Flinders Üniversitesi Çocuk ve Ergen Uyku Kliniği direktörü Profesör Michael Gradisar, çalışmanın tekrarlanan olumsuz düşünme ile gecikmiş uyku arasında bir bağlantı olduğunu doğruladığını söyledi. Bu, mükemmeliyetçi eğilimleri olan katılımcılarda daha da şiddetlendi.
Gradisar, "Tekrarlayan olumsuz düşünme alışkanlık oluşturmaktır ve geceleri geç saatlere kadar ayakta kalmayı seven gençlerde uykuyu zorlaştırmaya ve depresif bir ruh haline neden olmaya önemli ölçüde katkıda bulunabilir" dedi.

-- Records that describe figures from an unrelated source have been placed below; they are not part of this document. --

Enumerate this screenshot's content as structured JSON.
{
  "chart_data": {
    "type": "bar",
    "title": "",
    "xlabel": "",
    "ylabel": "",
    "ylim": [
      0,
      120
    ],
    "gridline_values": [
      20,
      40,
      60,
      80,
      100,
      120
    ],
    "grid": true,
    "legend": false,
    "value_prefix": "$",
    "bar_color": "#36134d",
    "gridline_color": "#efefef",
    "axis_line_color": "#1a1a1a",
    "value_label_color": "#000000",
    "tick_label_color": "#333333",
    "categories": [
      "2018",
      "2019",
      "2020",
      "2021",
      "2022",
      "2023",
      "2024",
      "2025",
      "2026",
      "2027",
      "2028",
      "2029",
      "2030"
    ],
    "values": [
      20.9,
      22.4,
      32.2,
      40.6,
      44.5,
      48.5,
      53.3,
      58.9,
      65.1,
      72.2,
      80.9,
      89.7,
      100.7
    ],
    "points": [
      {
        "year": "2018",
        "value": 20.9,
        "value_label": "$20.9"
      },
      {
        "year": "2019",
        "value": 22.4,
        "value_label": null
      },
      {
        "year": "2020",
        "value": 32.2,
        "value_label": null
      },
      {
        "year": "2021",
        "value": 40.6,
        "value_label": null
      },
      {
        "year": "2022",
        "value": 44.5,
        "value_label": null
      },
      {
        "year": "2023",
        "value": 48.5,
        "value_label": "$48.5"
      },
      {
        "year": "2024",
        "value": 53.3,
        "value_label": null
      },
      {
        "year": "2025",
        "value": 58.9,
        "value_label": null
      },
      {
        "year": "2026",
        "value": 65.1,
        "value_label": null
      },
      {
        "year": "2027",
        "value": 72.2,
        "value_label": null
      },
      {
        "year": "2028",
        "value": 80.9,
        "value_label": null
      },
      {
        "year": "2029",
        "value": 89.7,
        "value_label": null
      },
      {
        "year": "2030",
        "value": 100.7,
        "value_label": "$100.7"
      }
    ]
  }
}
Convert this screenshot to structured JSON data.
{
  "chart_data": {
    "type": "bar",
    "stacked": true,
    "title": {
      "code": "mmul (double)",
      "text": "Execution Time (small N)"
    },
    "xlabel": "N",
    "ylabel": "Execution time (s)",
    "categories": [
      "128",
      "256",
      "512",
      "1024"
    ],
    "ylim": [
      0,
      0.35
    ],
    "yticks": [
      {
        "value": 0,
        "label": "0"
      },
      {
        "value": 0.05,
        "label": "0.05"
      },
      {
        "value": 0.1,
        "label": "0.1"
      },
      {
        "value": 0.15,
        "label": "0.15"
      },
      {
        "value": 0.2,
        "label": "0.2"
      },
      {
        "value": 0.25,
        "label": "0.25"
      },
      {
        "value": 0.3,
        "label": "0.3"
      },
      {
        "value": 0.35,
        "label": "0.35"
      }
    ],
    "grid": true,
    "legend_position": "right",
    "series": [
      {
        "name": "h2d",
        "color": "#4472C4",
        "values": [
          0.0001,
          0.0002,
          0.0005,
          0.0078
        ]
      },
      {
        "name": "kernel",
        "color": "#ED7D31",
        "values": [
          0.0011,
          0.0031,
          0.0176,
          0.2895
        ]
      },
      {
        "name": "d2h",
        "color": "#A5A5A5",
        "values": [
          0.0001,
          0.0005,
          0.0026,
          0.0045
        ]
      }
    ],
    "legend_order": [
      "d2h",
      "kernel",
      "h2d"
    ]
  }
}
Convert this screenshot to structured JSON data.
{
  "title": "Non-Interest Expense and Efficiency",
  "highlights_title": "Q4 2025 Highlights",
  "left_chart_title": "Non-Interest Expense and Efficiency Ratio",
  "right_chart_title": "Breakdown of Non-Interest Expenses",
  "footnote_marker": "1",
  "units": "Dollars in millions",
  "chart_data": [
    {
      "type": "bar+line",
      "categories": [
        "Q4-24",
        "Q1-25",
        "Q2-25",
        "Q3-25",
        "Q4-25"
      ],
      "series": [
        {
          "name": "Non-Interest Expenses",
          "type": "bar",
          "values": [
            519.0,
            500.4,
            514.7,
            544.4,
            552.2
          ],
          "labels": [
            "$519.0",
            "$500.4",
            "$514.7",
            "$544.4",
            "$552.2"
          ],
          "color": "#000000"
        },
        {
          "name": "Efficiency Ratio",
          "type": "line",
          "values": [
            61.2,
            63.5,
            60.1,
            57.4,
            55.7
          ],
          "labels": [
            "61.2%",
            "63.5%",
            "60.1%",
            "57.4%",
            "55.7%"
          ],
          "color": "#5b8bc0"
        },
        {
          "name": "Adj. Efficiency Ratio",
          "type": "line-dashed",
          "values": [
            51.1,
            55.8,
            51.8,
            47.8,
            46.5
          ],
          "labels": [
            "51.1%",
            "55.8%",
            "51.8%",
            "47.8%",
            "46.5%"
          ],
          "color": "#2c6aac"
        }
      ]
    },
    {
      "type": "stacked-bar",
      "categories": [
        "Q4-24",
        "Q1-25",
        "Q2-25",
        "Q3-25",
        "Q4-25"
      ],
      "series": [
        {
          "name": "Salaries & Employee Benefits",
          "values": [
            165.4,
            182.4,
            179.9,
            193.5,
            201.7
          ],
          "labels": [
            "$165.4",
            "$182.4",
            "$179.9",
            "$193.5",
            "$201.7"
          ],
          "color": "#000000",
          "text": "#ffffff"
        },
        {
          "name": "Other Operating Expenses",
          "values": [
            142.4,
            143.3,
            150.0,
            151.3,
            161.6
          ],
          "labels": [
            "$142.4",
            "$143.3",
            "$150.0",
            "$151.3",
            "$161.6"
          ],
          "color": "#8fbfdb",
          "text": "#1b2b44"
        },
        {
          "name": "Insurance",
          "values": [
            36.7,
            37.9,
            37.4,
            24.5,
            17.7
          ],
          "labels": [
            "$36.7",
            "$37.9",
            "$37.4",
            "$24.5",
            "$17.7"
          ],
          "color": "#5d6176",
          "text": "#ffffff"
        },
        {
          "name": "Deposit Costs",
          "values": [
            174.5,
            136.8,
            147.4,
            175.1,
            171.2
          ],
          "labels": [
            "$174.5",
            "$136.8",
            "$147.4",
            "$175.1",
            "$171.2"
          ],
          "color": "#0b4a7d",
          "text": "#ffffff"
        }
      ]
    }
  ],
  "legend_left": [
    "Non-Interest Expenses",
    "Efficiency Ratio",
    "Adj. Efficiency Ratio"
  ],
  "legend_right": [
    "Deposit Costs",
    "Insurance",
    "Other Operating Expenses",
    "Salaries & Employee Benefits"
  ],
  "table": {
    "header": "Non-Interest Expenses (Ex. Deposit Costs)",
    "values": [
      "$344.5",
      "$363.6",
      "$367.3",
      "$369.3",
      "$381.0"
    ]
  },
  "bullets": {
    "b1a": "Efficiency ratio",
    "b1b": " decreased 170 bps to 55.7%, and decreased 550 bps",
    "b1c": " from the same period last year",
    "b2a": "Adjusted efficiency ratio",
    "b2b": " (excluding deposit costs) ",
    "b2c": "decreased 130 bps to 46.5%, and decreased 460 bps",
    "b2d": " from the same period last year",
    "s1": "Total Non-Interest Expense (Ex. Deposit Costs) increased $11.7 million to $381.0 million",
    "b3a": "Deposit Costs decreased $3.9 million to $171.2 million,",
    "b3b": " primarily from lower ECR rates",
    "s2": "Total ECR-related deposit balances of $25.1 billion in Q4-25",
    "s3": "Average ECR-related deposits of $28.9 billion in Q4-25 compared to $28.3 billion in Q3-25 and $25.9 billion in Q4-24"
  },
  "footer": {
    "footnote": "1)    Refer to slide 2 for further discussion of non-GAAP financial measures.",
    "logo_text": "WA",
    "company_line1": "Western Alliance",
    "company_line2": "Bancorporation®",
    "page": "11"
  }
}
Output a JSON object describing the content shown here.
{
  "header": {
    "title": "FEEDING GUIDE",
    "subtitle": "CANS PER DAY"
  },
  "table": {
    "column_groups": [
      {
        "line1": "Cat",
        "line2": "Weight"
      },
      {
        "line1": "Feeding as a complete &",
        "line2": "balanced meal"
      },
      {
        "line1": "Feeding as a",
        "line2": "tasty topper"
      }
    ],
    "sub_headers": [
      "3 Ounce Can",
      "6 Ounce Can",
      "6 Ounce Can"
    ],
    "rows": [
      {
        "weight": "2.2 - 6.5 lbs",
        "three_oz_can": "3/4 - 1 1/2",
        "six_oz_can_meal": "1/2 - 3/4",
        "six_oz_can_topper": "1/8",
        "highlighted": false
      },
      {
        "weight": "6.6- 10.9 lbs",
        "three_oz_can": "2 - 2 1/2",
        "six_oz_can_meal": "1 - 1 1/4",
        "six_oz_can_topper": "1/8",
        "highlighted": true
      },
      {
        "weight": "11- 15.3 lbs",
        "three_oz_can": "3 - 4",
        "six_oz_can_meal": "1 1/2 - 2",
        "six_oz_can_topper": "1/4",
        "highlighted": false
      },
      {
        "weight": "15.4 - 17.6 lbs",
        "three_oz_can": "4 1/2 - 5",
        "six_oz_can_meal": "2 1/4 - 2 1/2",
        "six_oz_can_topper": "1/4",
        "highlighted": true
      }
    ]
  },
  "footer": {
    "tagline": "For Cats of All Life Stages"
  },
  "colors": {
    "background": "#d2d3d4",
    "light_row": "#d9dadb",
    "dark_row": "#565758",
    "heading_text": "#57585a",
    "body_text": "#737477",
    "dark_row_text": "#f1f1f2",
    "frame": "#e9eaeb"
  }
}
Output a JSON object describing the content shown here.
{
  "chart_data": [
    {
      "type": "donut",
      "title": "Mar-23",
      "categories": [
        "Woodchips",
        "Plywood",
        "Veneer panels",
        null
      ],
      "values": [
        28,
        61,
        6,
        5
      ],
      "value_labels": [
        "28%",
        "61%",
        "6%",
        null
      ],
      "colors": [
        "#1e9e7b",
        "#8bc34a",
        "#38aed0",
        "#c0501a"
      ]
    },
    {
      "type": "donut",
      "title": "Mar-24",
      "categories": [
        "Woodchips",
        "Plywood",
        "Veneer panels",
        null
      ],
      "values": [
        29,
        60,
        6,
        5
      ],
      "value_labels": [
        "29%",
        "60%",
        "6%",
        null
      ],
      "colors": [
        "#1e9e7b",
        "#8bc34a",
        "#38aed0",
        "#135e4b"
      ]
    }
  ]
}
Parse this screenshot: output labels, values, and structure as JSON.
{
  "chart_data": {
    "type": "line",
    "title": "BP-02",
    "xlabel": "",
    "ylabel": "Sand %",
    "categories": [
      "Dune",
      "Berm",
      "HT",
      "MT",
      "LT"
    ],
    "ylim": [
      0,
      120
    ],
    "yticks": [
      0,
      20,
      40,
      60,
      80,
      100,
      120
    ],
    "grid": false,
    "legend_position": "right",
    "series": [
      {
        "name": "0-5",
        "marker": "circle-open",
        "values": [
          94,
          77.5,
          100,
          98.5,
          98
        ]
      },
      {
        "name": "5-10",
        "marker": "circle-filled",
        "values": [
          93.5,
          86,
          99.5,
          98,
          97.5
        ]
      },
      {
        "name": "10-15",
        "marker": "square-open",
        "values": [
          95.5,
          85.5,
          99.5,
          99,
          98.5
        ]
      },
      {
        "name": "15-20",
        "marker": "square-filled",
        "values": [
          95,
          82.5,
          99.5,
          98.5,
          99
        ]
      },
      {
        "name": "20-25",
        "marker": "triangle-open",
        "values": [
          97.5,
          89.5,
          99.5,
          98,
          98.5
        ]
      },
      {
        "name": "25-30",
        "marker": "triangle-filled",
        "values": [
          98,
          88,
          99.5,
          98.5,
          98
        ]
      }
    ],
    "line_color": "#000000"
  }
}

"Bu çalışma, mükemmeliyetçilik ve ruh halindeki bireysel farklılıklar ile birlikte uyku problemlerini önleme ve tedavi etmede tekrarlayan olumsuz düşünceyi tanıma ihtiyacını destekliyor."
Uluslararası çalışmalar, ergenlerin yüzde 3 ila yüzde 8'i arasında depresyonun etkilendiğini göstermektedir. Sıklıkla tekrar eder ve yetişkinlikte daha şiddetli depresif bozukluklara dönüşmeye devam edebilir.
Ergenlerde depresyon, konsantrasyonun azalmasına, okul çalışmalarına ilginin azalmasına, akran ilişkilerinde zorluklara ve hatta intihara neden olabilir.
Gradisar, gençlerde depresyonun önlenmesinde ve tedavisinde uykunun önemli bir rol oynadığını vurguladı.
Ebeveynlerin ve bakıcıların, okul haftası ve hafta sonları düzenli uyku zamanı rutinlerini teşvik ederek ve akşam erken saatlerde cep telefonlarını kapatarak daha iyi uyku sağlığı uygulayabileceklerini söyledi.
Gradisar, yoğun yaşam tarzları, stres ve ekran başında kalma süresinin kendi kendine yardım ve daha iyi uyku için erişilebilir kaynakları giderek daha önemli hale getirdiğini söyledi.